The degree distribution and the number of edges between nodes of given degrees in directed scale-free graphs

TL;DR

This paper analyzes the degree distribution and edge connections in directed scale-free graphs generated by a preferential attachment model, providing new asymptotic formulas and concentration results for key graph statistics.

Contribution

It introduces novel asymptotic formulas for in-degree distribution and edge counts between nodes of given degrees in directed scale-free graphs.

Findings

Derived asymptotic expectation formulas for in-degree distribution.

Proved tight concentration results for degree counts.

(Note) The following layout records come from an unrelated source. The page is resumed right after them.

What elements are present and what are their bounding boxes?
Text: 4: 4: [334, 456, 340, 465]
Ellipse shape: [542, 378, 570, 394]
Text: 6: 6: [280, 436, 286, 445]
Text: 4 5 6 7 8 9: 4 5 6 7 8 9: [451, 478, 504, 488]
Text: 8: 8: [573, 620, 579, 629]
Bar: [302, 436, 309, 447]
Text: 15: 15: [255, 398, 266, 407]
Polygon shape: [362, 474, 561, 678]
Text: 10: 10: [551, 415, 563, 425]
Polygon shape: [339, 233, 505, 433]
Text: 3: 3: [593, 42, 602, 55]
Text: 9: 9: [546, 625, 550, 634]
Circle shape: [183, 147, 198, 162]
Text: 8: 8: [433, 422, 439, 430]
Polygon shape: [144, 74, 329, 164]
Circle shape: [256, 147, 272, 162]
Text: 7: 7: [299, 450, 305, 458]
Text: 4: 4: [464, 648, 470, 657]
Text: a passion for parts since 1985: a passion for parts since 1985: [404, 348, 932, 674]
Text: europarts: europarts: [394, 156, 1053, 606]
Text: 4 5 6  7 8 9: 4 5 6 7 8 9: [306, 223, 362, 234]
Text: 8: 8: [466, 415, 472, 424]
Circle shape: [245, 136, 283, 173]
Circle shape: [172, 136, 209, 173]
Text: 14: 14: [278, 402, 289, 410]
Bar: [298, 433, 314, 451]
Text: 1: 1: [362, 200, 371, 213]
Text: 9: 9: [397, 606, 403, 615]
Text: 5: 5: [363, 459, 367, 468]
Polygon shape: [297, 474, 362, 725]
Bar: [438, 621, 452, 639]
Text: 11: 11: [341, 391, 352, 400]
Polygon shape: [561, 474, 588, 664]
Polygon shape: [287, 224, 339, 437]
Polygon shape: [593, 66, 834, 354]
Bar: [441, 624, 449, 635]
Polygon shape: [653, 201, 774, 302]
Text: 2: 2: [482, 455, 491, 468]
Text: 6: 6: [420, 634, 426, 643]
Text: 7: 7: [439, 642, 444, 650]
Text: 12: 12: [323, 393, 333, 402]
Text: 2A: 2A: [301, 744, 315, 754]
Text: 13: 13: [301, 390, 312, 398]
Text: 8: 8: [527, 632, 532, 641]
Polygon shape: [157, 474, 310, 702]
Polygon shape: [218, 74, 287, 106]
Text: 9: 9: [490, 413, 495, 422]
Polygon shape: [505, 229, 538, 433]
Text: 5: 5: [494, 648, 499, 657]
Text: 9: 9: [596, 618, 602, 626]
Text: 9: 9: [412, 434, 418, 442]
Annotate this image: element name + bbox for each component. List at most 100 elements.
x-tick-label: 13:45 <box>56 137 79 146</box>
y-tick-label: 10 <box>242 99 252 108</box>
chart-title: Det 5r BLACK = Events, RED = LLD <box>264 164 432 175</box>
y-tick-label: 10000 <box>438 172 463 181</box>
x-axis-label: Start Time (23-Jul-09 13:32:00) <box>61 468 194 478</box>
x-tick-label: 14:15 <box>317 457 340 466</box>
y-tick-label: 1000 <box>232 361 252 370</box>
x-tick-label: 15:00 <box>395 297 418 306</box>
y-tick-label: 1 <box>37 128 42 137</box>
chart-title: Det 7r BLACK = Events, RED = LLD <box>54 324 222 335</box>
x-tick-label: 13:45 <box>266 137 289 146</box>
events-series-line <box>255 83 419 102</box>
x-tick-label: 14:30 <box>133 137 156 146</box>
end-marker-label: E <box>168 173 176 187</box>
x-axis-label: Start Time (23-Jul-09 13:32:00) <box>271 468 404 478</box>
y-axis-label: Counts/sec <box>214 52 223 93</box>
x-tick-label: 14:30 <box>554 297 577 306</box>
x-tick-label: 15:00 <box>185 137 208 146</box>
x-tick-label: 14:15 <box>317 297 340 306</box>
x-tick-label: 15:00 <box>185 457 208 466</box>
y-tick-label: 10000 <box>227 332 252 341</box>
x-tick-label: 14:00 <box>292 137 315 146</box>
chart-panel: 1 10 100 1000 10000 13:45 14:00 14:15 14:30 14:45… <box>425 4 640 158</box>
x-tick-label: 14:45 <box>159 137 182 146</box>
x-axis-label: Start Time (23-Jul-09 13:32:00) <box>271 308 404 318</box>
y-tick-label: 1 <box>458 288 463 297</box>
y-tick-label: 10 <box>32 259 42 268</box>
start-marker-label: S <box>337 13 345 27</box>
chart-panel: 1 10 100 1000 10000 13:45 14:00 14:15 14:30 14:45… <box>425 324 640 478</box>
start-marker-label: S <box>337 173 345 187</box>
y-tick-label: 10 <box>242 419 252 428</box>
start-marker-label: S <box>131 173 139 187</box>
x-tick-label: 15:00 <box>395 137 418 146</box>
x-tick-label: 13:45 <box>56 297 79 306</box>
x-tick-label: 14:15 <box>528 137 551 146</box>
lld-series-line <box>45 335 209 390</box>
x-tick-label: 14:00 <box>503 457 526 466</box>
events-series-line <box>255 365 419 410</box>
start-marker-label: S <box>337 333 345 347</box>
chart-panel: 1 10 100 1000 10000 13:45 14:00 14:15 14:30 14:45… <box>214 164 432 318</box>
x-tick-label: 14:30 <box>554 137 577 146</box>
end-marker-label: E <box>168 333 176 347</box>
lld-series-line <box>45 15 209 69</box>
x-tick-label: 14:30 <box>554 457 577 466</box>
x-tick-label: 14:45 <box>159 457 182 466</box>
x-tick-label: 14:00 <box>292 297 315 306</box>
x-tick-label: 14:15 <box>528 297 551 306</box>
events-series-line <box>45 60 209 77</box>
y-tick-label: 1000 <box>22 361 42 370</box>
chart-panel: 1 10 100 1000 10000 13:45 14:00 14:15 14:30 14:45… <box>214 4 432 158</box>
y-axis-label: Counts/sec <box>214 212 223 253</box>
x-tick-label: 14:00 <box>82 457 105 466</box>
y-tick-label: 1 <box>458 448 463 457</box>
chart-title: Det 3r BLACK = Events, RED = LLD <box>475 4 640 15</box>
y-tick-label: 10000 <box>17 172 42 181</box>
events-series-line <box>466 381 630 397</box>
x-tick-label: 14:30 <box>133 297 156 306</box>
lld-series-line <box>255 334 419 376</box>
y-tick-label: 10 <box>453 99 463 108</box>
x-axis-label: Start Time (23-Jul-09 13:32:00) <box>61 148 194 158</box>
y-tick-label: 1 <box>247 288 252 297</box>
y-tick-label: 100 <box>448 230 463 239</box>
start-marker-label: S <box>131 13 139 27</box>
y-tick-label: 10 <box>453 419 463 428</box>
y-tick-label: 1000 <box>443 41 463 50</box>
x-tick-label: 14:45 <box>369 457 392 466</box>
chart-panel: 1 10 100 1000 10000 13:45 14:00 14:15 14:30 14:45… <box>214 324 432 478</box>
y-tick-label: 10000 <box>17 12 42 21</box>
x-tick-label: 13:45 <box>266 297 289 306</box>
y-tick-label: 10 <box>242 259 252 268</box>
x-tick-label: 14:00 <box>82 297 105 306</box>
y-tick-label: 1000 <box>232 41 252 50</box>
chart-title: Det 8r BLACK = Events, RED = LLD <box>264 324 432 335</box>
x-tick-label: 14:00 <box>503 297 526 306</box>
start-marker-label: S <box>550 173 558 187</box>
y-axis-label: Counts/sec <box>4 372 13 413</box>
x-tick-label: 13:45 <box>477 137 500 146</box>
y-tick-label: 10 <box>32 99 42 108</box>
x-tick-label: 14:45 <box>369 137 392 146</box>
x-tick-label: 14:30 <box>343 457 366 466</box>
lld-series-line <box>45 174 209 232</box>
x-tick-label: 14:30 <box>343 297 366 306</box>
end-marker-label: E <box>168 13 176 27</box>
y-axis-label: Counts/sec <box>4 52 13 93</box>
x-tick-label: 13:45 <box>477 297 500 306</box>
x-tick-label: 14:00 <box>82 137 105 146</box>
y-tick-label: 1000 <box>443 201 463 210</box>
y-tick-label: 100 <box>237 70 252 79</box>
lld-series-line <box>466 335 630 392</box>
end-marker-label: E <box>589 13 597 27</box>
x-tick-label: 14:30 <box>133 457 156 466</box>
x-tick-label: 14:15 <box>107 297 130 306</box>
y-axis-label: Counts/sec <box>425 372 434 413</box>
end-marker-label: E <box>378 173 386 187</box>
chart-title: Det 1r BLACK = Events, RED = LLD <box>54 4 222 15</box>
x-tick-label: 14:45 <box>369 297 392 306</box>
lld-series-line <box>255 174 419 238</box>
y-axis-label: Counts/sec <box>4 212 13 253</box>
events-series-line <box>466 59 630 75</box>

Established asymptotic behavior of edge counts between nodes of specific degrees.

Abstract

In this paper, we study some important statistics of the random graph in the directed preferential attachment model introduced by B. Bollob\'as, C. Borgs, J. Chayes and O. Riordan. First, we find a new asymptotic formula for the expectation of the number $ n_{in}(d,t) $ of nodes of a given in-degree $ d $ in a graph in this model with $t$ edges, which covers all possible degrees. The out-degree distribution in the model is symmetrical to the in-degree distribution. Then we prove tight concentration for $n_{in}(d,t)$ while $d$ grows up to the moment when $n_{in}(d,t)$ decreases to $\ln^2 t$; if $d$ grows even faster, $n_{in}(d,t)$ is zero \textbf{whp}. Furthermore, we study a more complicated statistic of the graph: $ X(d_1,d_2,t) $ is the total number of edges from a vertex of out-degree $d_1$ to a vertex of in-degree $d_2$. We also find an asymptotic formula for the expectation of $ X(d_1,d_2,t) $ and prove a tight concentration result.